Which brings us back to cases full of $100 bills, which remain common in Arkansas’ 19-month-old medical cannabis market. One dispensary, Delta Medical Cannabis of Newport, isn’t selling to Green Springs Dispensary in Hot Springs because it deals only in cash, according to Delta President Don Parker, a Jonesboro attorney.

Delta, which uses Little Rock cannabis banking specialist Abaca for its payments, “didn’t want our drivers bringing a bunch of cash back to Newport in the delivery van,” Parker told Arkansas Business. “We made the decision from a safety standpoint for our drivers, and quite frankly, just from an accounting standpoint.”

Dragan Vicentic, Green Springs’ owner, said he had been willing to pursue electronic payments and had asked Delta for a products list, but that the cultivator had cut off correspondence with him. He also noted that, from the standpoint of safety, the marijuana products being hauled are almost as valuable as cash from a thief’s perspective. He said he routinely pays for orders of up to $180,000 a week, all in cash.

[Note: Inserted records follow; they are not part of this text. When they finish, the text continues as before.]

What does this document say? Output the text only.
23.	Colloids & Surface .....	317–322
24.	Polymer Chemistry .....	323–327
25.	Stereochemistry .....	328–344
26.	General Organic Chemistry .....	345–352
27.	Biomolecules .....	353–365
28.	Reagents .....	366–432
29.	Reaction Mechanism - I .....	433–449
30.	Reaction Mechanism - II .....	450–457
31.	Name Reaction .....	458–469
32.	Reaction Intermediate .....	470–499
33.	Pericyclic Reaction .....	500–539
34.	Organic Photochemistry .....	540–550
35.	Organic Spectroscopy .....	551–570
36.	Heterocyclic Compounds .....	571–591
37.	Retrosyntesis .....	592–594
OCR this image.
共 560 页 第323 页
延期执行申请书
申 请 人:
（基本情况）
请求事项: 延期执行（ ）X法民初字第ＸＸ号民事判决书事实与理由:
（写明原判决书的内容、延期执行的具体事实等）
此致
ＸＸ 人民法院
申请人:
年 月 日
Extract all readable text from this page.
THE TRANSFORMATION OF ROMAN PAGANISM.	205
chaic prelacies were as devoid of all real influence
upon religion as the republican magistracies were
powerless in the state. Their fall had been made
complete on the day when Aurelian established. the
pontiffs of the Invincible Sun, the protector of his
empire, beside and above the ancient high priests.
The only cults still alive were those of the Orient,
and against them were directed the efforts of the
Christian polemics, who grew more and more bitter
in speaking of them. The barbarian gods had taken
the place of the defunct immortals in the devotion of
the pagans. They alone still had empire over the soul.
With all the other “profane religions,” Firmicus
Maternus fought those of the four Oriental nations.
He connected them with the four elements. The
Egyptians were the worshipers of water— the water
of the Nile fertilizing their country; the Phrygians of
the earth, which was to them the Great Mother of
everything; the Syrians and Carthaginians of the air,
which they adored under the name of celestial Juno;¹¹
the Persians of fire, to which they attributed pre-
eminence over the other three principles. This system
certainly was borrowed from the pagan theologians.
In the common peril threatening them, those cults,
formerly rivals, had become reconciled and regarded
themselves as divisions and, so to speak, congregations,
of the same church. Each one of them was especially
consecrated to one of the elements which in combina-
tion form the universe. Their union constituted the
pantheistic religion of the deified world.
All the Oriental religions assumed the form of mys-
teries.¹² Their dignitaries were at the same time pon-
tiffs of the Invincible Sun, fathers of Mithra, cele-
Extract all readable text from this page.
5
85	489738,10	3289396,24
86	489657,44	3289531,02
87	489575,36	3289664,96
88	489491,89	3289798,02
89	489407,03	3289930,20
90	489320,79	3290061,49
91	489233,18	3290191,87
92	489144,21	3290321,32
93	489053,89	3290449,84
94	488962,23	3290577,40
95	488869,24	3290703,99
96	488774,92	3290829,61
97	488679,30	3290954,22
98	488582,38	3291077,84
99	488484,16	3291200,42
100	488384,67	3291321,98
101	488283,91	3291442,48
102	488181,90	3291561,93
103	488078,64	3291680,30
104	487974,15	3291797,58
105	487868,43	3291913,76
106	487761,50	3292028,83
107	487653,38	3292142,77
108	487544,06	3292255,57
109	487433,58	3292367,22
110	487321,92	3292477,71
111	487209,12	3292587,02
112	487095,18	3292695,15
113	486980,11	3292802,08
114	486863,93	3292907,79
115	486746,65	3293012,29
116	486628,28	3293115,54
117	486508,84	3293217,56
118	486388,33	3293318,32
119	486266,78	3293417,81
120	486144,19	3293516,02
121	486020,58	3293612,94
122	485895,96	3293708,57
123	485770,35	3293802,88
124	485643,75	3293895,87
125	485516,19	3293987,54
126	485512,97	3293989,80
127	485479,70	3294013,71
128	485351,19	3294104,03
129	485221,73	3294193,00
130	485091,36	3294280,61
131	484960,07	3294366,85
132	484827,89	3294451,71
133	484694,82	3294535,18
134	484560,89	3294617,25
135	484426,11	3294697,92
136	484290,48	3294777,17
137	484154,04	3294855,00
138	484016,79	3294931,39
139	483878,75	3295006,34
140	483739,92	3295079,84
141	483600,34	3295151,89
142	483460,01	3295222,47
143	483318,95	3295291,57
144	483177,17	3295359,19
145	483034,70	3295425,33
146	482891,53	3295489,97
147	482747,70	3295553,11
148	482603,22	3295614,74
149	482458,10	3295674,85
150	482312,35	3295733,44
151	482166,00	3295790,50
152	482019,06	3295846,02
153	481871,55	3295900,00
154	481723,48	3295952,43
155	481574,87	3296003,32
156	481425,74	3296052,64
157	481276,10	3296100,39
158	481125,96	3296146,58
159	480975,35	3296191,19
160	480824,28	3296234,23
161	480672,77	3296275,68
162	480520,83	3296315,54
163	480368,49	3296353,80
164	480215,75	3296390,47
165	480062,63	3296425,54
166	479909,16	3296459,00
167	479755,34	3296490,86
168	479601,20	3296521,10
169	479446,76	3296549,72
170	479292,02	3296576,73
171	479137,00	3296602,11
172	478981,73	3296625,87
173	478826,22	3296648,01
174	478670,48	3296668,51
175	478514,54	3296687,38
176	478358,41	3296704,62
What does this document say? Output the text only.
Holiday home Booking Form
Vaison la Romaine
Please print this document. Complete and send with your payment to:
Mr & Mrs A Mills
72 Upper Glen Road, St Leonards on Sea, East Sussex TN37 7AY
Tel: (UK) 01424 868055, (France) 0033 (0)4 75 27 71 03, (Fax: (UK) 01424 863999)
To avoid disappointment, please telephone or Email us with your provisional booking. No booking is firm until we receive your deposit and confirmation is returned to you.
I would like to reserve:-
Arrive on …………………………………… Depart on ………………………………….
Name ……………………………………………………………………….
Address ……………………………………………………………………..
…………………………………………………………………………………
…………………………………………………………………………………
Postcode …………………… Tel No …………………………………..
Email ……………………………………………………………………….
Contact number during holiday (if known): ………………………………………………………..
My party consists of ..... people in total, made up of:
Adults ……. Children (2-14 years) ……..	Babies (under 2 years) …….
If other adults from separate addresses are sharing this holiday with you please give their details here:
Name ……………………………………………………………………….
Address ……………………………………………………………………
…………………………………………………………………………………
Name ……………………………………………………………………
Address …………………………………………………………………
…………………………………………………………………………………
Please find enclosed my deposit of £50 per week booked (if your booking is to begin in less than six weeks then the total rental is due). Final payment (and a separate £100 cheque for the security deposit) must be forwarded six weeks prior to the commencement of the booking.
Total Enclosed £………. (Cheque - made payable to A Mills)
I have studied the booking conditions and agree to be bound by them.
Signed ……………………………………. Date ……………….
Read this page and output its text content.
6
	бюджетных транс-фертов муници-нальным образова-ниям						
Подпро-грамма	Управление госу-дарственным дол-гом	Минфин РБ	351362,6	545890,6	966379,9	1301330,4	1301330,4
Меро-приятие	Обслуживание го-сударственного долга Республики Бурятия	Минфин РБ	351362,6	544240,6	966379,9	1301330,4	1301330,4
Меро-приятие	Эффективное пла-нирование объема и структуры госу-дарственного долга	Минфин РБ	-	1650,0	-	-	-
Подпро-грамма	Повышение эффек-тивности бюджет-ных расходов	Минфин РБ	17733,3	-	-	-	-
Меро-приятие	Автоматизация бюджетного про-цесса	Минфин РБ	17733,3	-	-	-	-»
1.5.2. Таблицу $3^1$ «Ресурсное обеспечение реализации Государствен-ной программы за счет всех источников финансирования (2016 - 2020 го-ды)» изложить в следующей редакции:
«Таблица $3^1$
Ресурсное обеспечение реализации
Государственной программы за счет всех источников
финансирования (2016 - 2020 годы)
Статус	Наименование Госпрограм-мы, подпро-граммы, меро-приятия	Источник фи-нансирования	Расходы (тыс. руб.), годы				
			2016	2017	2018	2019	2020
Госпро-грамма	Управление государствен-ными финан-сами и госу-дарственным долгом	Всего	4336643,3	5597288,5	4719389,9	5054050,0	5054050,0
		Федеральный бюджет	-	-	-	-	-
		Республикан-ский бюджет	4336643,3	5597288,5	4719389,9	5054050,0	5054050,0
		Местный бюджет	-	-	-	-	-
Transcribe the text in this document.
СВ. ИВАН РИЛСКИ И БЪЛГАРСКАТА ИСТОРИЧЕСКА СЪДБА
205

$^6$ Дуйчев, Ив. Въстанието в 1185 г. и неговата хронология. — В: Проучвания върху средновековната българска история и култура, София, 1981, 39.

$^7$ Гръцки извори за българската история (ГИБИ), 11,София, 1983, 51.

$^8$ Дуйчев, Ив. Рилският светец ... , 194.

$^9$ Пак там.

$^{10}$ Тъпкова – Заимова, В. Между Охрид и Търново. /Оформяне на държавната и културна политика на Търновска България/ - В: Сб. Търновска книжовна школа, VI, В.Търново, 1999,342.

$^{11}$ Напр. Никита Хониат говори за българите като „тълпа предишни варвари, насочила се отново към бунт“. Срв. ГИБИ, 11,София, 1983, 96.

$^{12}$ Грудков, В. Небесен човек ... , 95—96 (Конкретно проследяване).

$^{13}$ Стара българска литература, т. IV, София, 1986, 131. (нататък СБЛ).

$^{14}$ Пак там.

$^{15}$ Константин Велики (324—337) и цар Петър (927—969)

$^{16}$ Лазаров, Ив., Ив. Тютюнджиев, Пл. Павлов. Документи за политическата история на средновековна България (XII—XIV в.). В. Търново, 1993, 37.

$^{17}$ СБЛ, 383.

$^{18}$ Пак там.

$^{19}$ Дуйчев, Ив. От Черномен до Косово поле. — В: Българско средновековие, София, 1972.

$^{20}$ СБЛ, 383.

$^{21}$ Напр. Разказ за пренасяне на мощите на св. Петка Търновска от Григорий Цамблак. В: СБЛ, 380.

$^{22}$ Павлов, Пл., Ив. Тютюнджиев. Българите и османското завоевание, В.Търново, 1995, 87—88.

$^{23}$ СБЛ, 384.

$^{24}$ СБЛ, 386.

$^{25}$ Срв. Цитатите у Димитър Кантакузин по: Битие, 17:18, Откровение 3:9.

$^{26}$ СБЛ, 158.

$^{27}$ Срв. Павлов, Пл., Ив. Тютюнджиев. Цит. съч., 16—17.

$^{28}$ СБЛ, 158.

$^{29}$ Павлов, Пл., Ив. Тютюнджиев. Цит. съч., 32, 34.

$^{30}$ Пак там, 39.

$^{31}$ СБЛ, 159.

“We have used cash because marijuana is not federally legal,” Vicentic said. “You really don’t want to deposit the money in a federally insured bank account from the beginning, for a plethora of reasons. So I was very amazed [when Parker] made that request. But I would have been willing to do it. But they stopped responding to my messages.”

Cannabis and Banking

Winar admits much work remains to be done to improve the industry’s banking problems, though they’re far less worrisome than they were a decade ago.

“While there’s probably 470 banks around the country providing services to this industry, there are still limits like allowing only a certain number of deposits by cannabis companies,” he said. “There are banking companies making a specialty of cannabis, like Abaca here in Arkansas, accepting all the difficulties of working in this industry, addressing all the regulatory issues, etc.”

Most banks are still wary of compliance costs, and others will shut down bank accounts if they discover the account holder is a marijuana business, Winar said.

“That’s less frequent now, but it is very disruptive to paying your bills that you can’t pay in cash, very disruptive in paying employees and disruptive in paying taxes,” he said. “The IRS will take a million dollars of cash, but COVID has shut down their offices.

“We have a client here in Arkansas who had to get probably a million dollars in Western Union checks, put them in an envelope and send them to the IRS because the offices were closed. And you can’t trace that. You just have to hope that they got the money.”